Muss sie ihre Liebe aufgeben, um die Krone zu behalten?

Durch ein tragisches ...

Bei „Diamond Empire“ handelt es sich um den Abschlussband der „Forbidden Royals“-Trilogie von Julie Johnson.

Was Euch erwartet:

Muss sie ihre Liebe aufgeben, um die Krone zu behalten?

Durch ein tragisches Ereignis findet sich Emilia Lancaster viel zu früh in der Rolle wieder, in der sie sich selbst nie gesehen hat - als Königin von Caerleon.
Doch auch wenn ihr eigenes Herz durch den Verlust ihres Vaters und den Verrat ihrer engsten Verbündeten in tausend Scherben liegt, muss sie ihre Pflichten erfüllen und nach außen hin Stärke zeigen.
Denn Emilia steht vor ihrer größten Herausforderung: Sie muss für ihr trauerndes Volk da sein, ihren intriganten Feinden die Stirn bieten und vor allem versuchen, den Mann zu vergessen, der ihr einst mehr bedeutete als alle Kronjuwelen des Königreichs - Carter Thorne.

Tatsächlich beschreibt der Titel von meiner Rezension meine Meinung und aktuelle Gefühlswelt am besten.
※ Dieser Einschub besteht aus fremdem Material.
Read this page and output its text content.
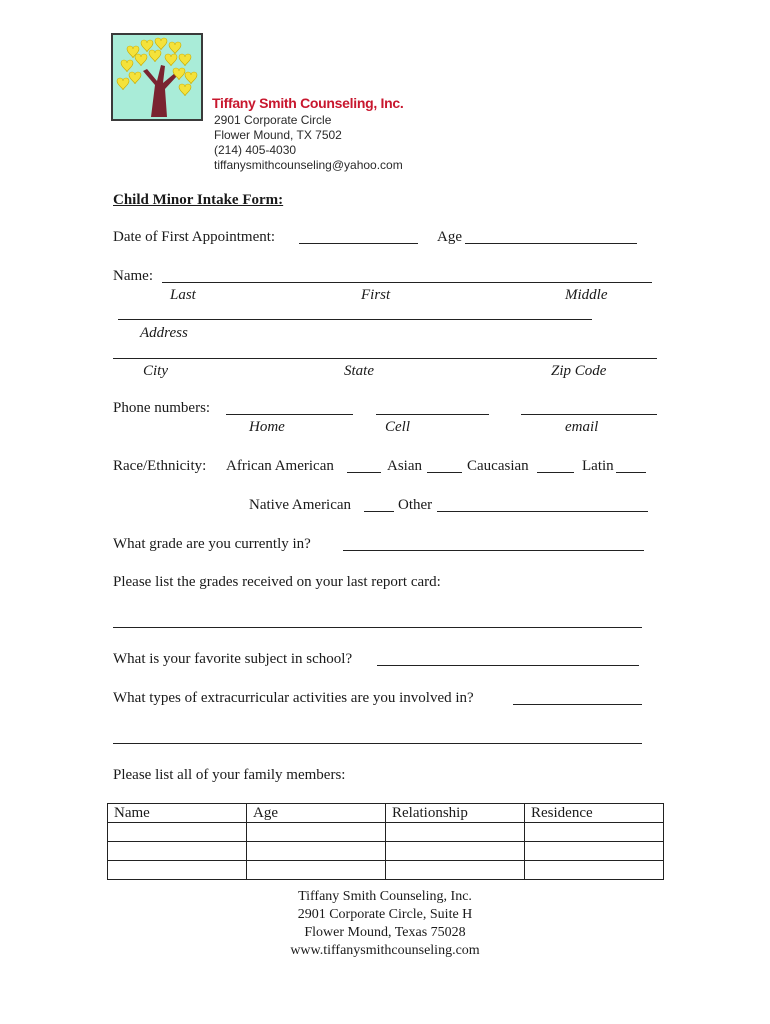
Tiffany Smith Counseling, Inc.
2901 Corporate Circle
Flower Mound, TX 7502
(214) 405-4030
tiffanysmithcounseling@yahoo.com
Child Minor Intake Form:
Date of First Appointment:	Age
Name:
Last	First	Middle
Address
City	State	Zip Code
Phone numbers:
Home	Cell	email
Race/Ethnicity: African American	Asian	Caucasian	Latin
Native American	Other
What grade are you currently in?
Please list the grades received on your last report card:
What is your favorite subject in school?
What types of extracurricular activities are you involved in?
Please list all of your family members:
Name	Age	Relationship	Residence

Tiffany Smith Counseling, Inc.
2901 Corporate Circle, Suite H
Flower Mound, Texas 75028
www.tiffanysmithcounseling.com
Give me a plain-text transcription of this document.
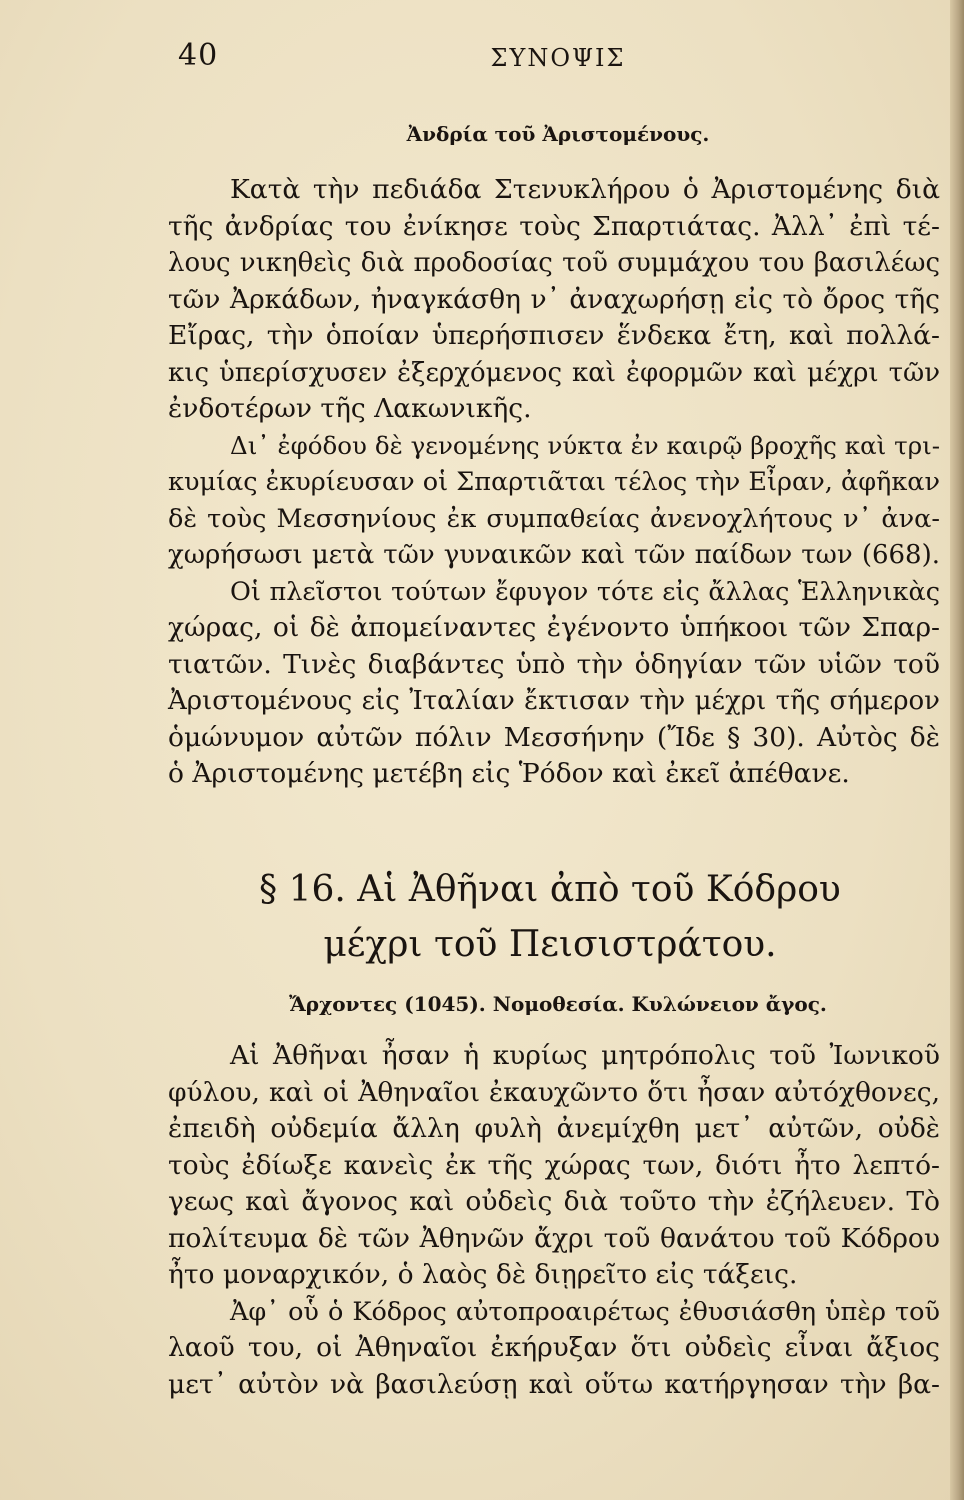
40	ΣΥΝΟΨΙΣ
Ἀνδρία τοῦ Ἀριστομένους.
Κατὰ τὴν πεδιάδα Στενυκλήρου ὁ Ἀριστομένης διὰ
τῆς ἀνδρίας του ἐνίκησε τοὺς Σπαρτιάτας. Ἀλλ᾽ ἐπὶ τέ-
λους νικηθεὶς διὰ προδοσίας τοῦ συμμάχου του βασιλέως
τῶν Ἀρκάδων, ἠναγκάσθη ν᾽ ἀναχωρήσῃ εἰς τὸ ὄρος τῆς
Εἴρας, τὴν ὁποίαν ὑπερήσπισεν ἕνδεκα ἔτη, καὶ πολλά-
κις ὑπερίσχυσεν ἐξερχόμενος καὶ ἐφορμῶν καὶ μέχρι τῶν
ἐνδοτέρων τῆς Λακωνικῆς.
Δι᾽ ἐφόδου δὲ γενομένης νύκτα ἐν καιρῷ βροχῆς καὶ τρι-
κυμίας ἐκυρίευσαν οἱ Σπαρτιᾶται τέλος τὴν Εἶραν, ἀφῆκαν
δὲ τοὺς Μεσσηνίους ἐκ συμπαθείας ἀνενοχλήτους ν᾽ ἀνα-
χωρήσωσι μετὰ τῶν γυναικῶν καὶ τῶν παίδων των (668).
Οἱ πλεῖστοι τούτων ἔφυγον τότε εἰς ἄλλας Ἑλληνικὰς
χώρας, οἱ δὲ ἀπομείναντες ἐγένοντο ὑπήκοοι τῶν Σπαρ-
τιατῶν. Τινὲς διαβάντες ὑπὸ τὴν ὁδηγίαν τῶν υἱῶν τοῦ
Ἀριστομένους εἰς Ἰταλίαν ἔκτισαν τὴν μέχρι τῆς σήμερον
ὁμώνυμον αὐτῶν πόλιν Μεσσήνην (Ἴδε § 30). Αὐτὸς δὲ
ὁ Ἀριστομένης μετέβη εἰς Ῥόδον καὶ ἐκεῖ ἀπέθανε.
§ 16. Αἱ Ἀθῆναι ἀπὸ τοῦ Κόδρου
μέχρι τοῦ Πεισιστράτου.
Ἄρχοντες (1045). Νομοθεσία. Κυλώνειον ἄγος.
Αἱ Ἀθῆναι ἦσαν ἡ κυρίως μητρόπολις τοῦ Ἰωνικοῦ
φύλου, καὶ οἱ Ἀθηναῖοι ἐκαυχῶντο ὅτι ἦσαν αὐτόχθονες,
ἐπειδὴ οὐδεμία ἄλλη φυλὴ ἀνεμίχθη μετ᾽ αὐτῶν, οὐδὲ
τοὺς ἐδίωξε κανεὶς ἐκ τῆς χώρας των, διότι ἦτο λεπτό-
γεως καὶ ἄγονος καὶ οὐδεὶς διὰ τοῦτο τὴν ἐζήλευεν. Τὸ
πολίτευμα δὲ τῶν Ἀθηνῶν ἄχρι τοῦ θανάτου τοῦ Κόδρου
ἦτο μοναρχικόν, ὁ λαὸς δὲ διῃρεῖτο εἰς τάξεις.
Ἀφ᾽ οὗ ὁ Κόδρος αὐτοπροαιρέτως ἐθυσιάσθη ὑπὲρ τοῦ
λαοῦ του, οἱ Ἀθηναῖοι ἐκήρυξαν ὅτι οὐδεὶς εἶναι ἄξιος
μετ᾽ αὐτὸν νὰ βασιλεύσῃ καὶ οὕτω κατήργησαν τὴν βα-
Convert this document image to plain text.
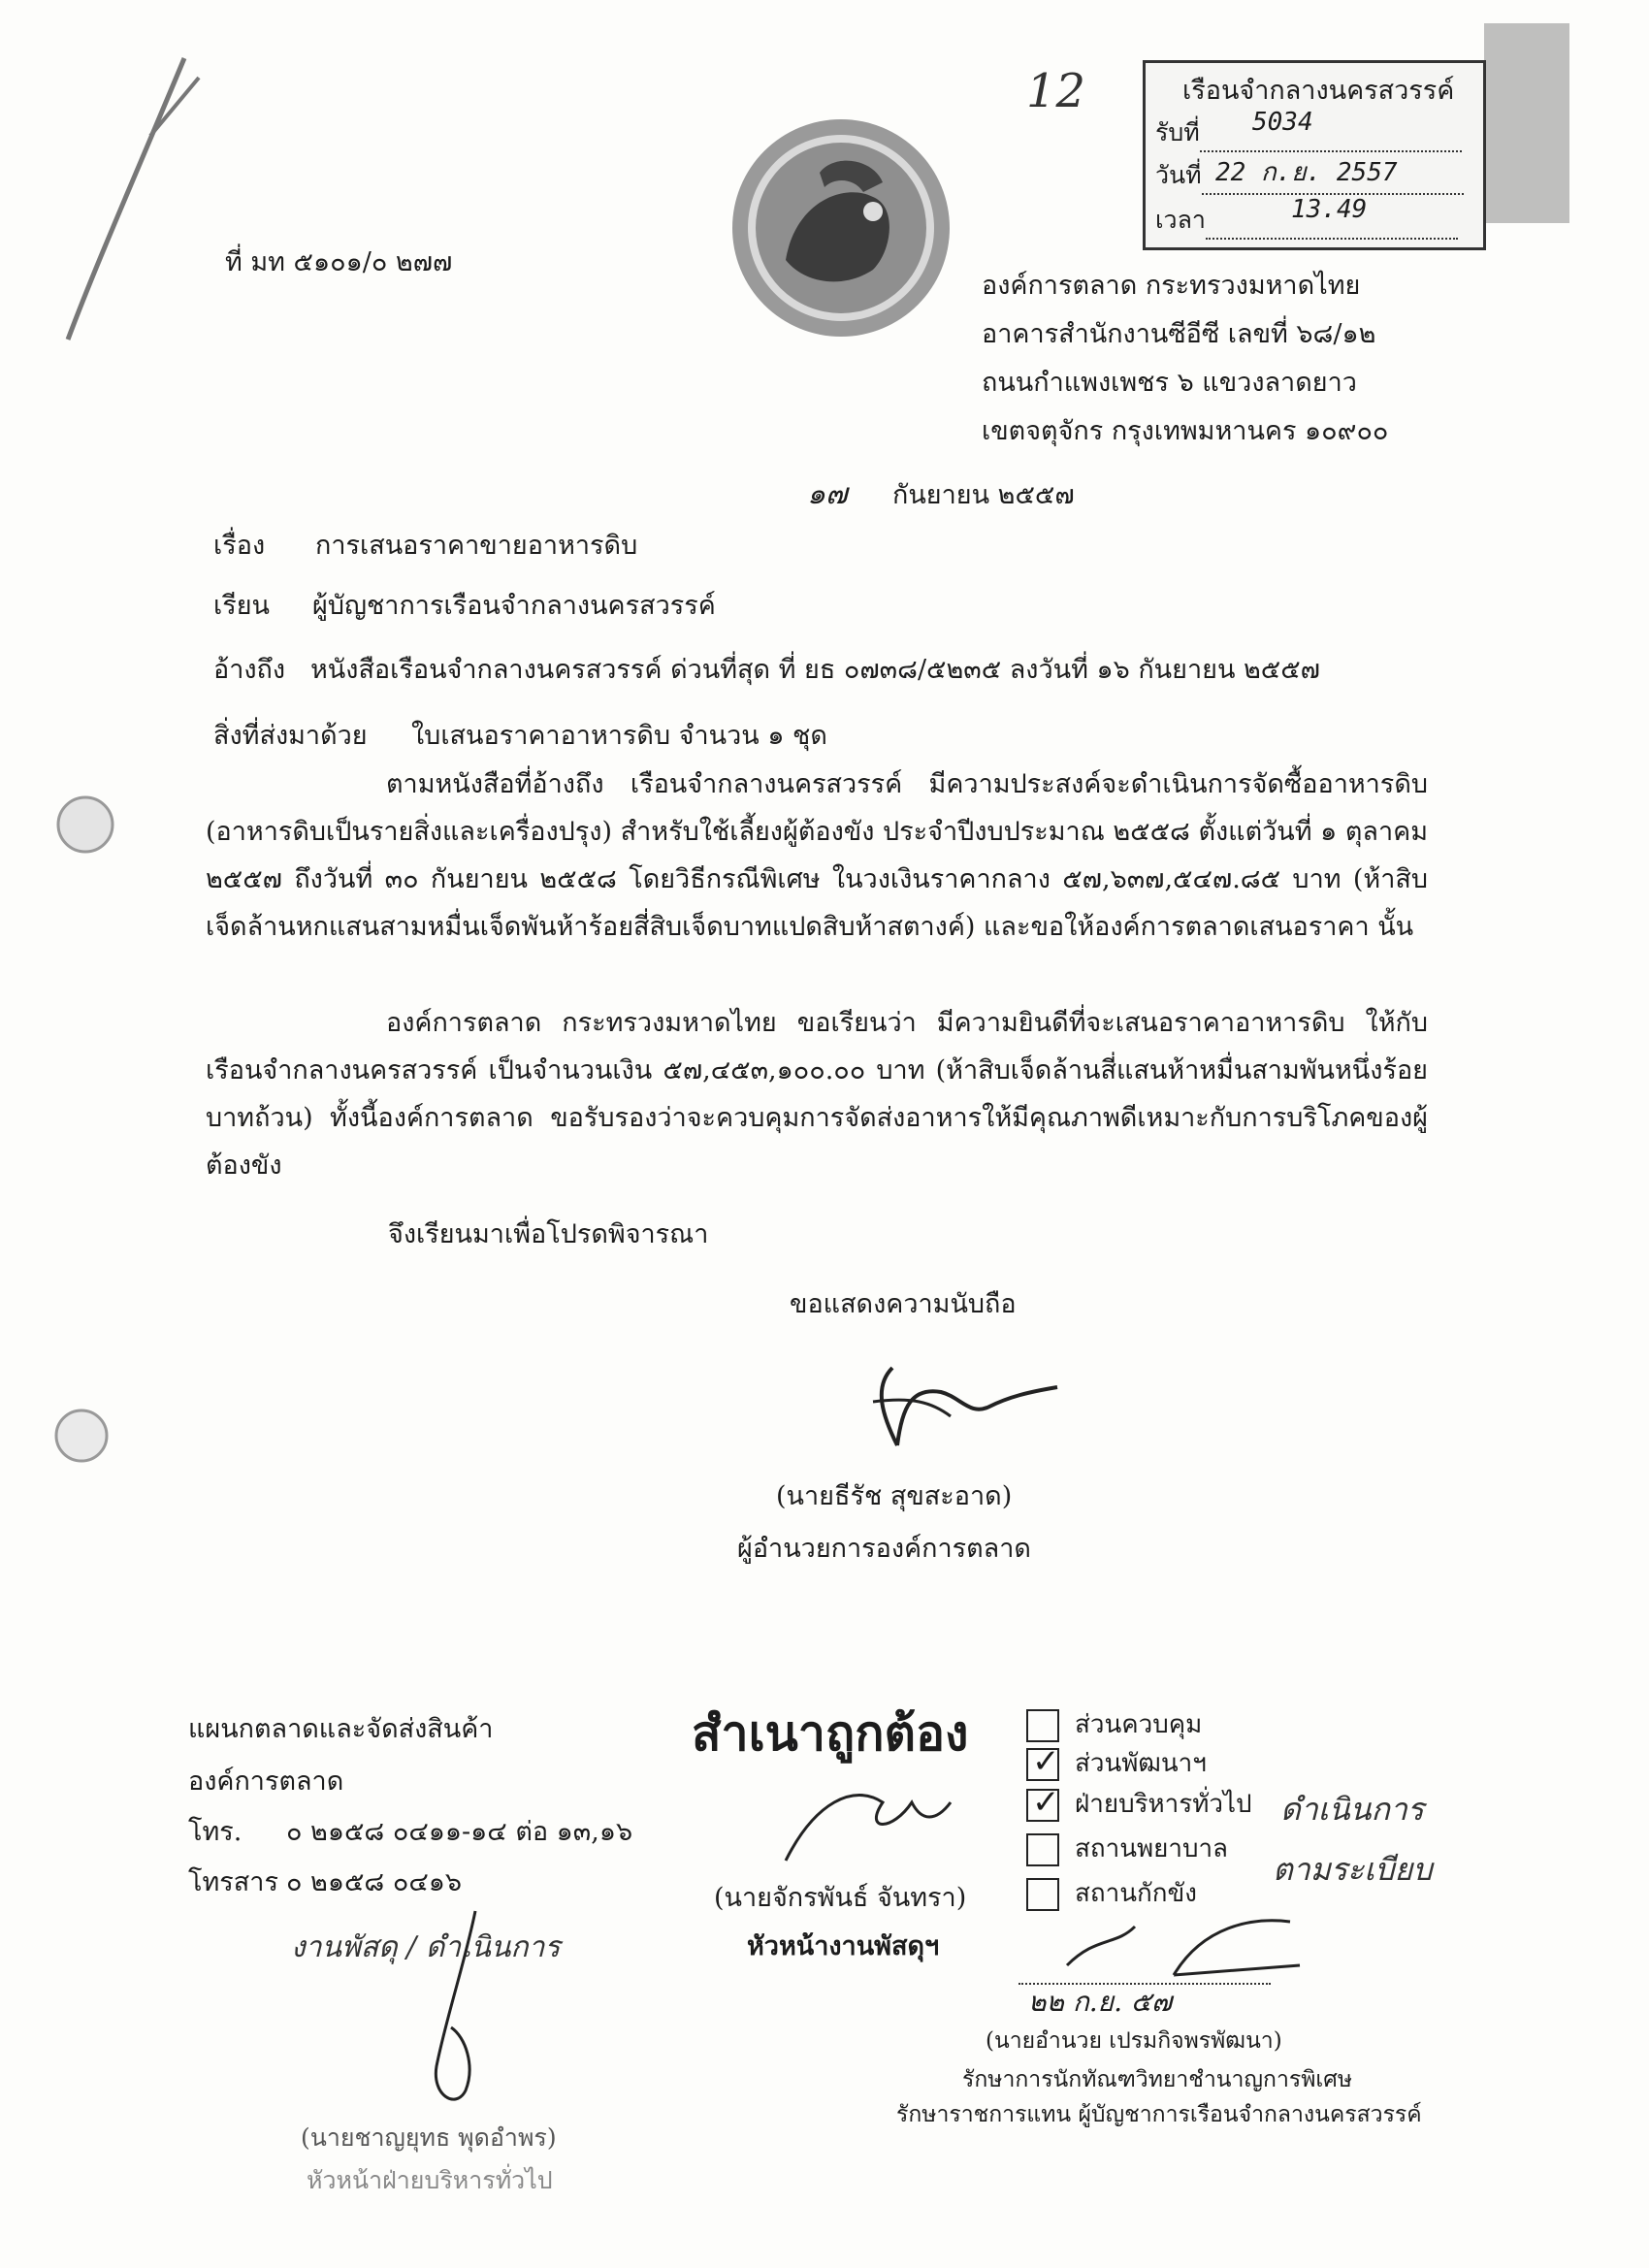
12	เรือนจำกลางนครสวรรค์
รับที่	5034
วันที่ 22 ก.ย. 2557
เวลา	13.49
ที่ มท ๕๑๐๑/๐ ๒๗๗
องค์การตลาด กระทรวงมหาดไทย
อาคารสำนักงานซีอีซี เลขที่ ๖๘/๑๒
ถนนกำแพงเพชร ๖ แขวงลาดยาว
เขตจตุจักร กรุงเทพมหานคร ๑๐๙๐๐
๑๗ กันยายน ๒๕๕๗
เรื่อง การเสนอราคาขายอาหารดิบ
เรียน ผู้บัญชาการเรือนจำกลางนครสวรรค์
อ้างถึง หนังสือเรือนจำกลางนครสวรรค์ ด่วนที่สุด ที่ ยธ ๐๗๓๘/๕๒๓๕ ลงวันที่ ๑๖ กันยายน ๒๕๕๗
สิ่งที่ส่งมาด้วย ใบเสนอราคาอาหารดิบ จำนวน ๑ ชุด
ตามหนังสือที่อ้างถึง เรือนจำกลางนครสวรรค์ มีความประสงค์จะดำเนินการจัดซื้ออาหารดิบ (อาหารดิบเป็นรายสิ่งและเครื่องปรุง) สำหรับใช้เลี้ยงผู้ต้องขัง ประจำปีงบประมาณ ๒๕๕๘ ตั้งแต่วันที่ ๑ ตุลาคม ๒๕๕๗ ถึงวันที่ ๓๐ กันยายน ๒๕๕๘ โดยวิธีกรณีพิเศษ ในวงเงินราคากลาง ๕๗,๖๓๗,๕๔๗.๘๕ บาท (ห้าสิบเจ็ดล้านหกแสนสามหมื่นเจ็ดพันห้าร้อยสี่สิบเจ็ดบาทแปดสิบห้าสตางค์) และขอให้องค์การตลาดเสนอราคา นั้น
องค์การตลาด กระทรวงมหาดไทย ขอเรียนว่า มีความยินดีที่จะเสนอราคาอาหารดิบ ให้กับเรือนจำกลางนครสวรรค์ เป็นจำนวนเงิน ๕๗,๔๕๓,๑๐๐.๐๐ บาท (ห้าสิบเจ็ดล้านสี่แสนห้าหมื่นสามพันหนึ่งร้อยบาทถ้วน) ทั้งนี้องค์การตลาด ขอรับรองว่าจะควบคุมการจัดส่งอาหารให้มีคุณภาพดีเหมาะกับการบริโภคของผู้ต้องขัง
จึงเรียนมาเพื่อโปรดพิจารณา
ขอแสดงความนับถือ
(นายธีรัช สุขสะอาด)
ผู้อำนวยการองค์การตลาด
แผนกตลาดและจัดส่งสินค้า
องค์การตลาด
โทร. ๐ ๒๑๕๘ ๐๔๑๑-๑๔ ต่อ ๑๓,๑๖
โทรสาร ๐ ๒๑๕๘ ๐๔๑๖
สำเนาถูกต้อง
(นายจักรพันธ์ จันทรา)
หัวหน้างานพัสดุฯ
ส่วนควบคุม
✓ ส่วนพัฒนาฯ
✓ ฝ่ายบริหารทั่วไป
สถานพยาบาล
สถานกักขัง
ดำเนินการ
ตามระเบียบ
๒๒ ก.ย. ๕๗
(นายอำนวย เปรมกิจพรพัฒนา)
รักษาการนักทัณฑวิทยาชำนาญการพิเศษ
รักษาราชการแทน ผู้บัญชาการเรือนจำกลางนครสวรรค์
งานพัสดุ / ดำเนินการ
(นายชาญยุทธ พุดอำพร)
หัวหน้าฝ่ายบริหารทั่วไป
Ich weiß wirklich nicht, was ich sagen soll, da ich einfach nur schockiert bin. Dieser Abschlussband ist bombastisch und ist es ist einfach so viel geschehen. Ich verehre diese Trilogie sowieso schon, aber Band drei hat wirklich Jahreshighlight-Potenzial.
Ich konnte bereits nach den ersten Sätzen des Prologs in die Geschichte eintauschen und ja, ich habe das Buch an einem Tag durchgelesen. Da ich nicht spoilern möchte, kann ich nur so viel zur Handlung sagen: Intrigen, Liebe, Verzweiflung, Hoffnung und Revolution. Innerhalb der letzten hundert Seiten kamen die Ereignisse nur noch Schlag auf Schlag.
Grundsätzlich hat es so viele spannende und irgendwie hoffnungslose Szenen gegeben, sodass ich immer häufiger, dass Buch aus eigener Verzweiflung gegen die Wand klatschen wollte. Interpretiert das nicht falsch! Ich möchte im Allgemeinen nur herausragende und fesselnde Bücher gegen die Wand klatschen! 😉 Mittlerweile verachte ich so ziemlich die ganze Sterlings-Familie, den altertümlichen Adel und natürlich Octavia. Vor allem als es um Gleichberechtigung und Feminismus ging, konnte ich nicht anders, als bestimmte Charaktere zu hassen und andere, wie beispielsweise Emilia und Chloe zu feiern. Das liegt mitunter an meiner Grundeinstellung und Vertretung des Feminismus. Wenn ich schon von meinen Igitt-Charakteren berichte, dann wenigstens auch von meinen Lieblingen.
Die Top drei sind weiterhin Emilia, Carter und Chloe. Ich liebe die drei über alles und Emilias Entwicklung ist ja mal mehr als nennenswert.
Sie hat so viel durchgemacht und trotzdem geht sie mit einer Stärke und einem Kampfgeist an die Sache heran…Hut ab, meine Nerven wären zu schwach dafür! Owen hatte zu Beginn des Abschlussbandes einen kleinen Auftritt, welcher mich tatsächlich ein wenig traurig machte. Leider, und hier mache ich einen winzigen Spoiler, wird man nach dieser Szene nicht mehr von ihm hören. Ich weiß nicht, ob ich das im Nachhinein als gut oder schlecht erachte, da er in der Trilogie grundsätzlich eine eher kleinere Rolle gespielt hat. Es gibt tatsächlich eine Kleinigkeit, die mich an diesem Buch nur minimal gestört hat.
Für mich persönlich sind die Kapitel teilweise wirklich zu lang gewesen.
Die meisten umfassen 20-30 Seiten und es gibt insgesamt nur 19 Kapitel sowie einen Pro- und Epilog. Bei rund 470 Seiten ergeben sich ziemlich lange Kapitel.
Wie bereits gesagt, hat mich das nur bedingt gestört, da Julie Johnson diese einzigartige Gabe besitzt, wodurch sie mich fesselt und einfach nicht mehr loslässt. Ihr Schreibstil ist einfach bombastisch.
Sie schreibt mit so viel Tiefe, Emotion und Spannung, sodass ich alle Bücher dieser Trilogie jeweils innerhalb eines Tages gelesen habe. Ich weiß wirklich nicht, wie sie es schafft so wunderschön zu schreiben.
Was ich jedoch sicherlich weiß, ist, dass sie mich fasziniert und ich unbedingt mehr von ihr lesen möchte. 😊
Das Cover visualisiert den Titel und die Art der Geschichte wirklich gut. Ich habe schon schönere Cover gesehen, aber das Äußere eines Buches soll ja nicht über den Inhalt des Buches und dessen Perfektion bestimmen!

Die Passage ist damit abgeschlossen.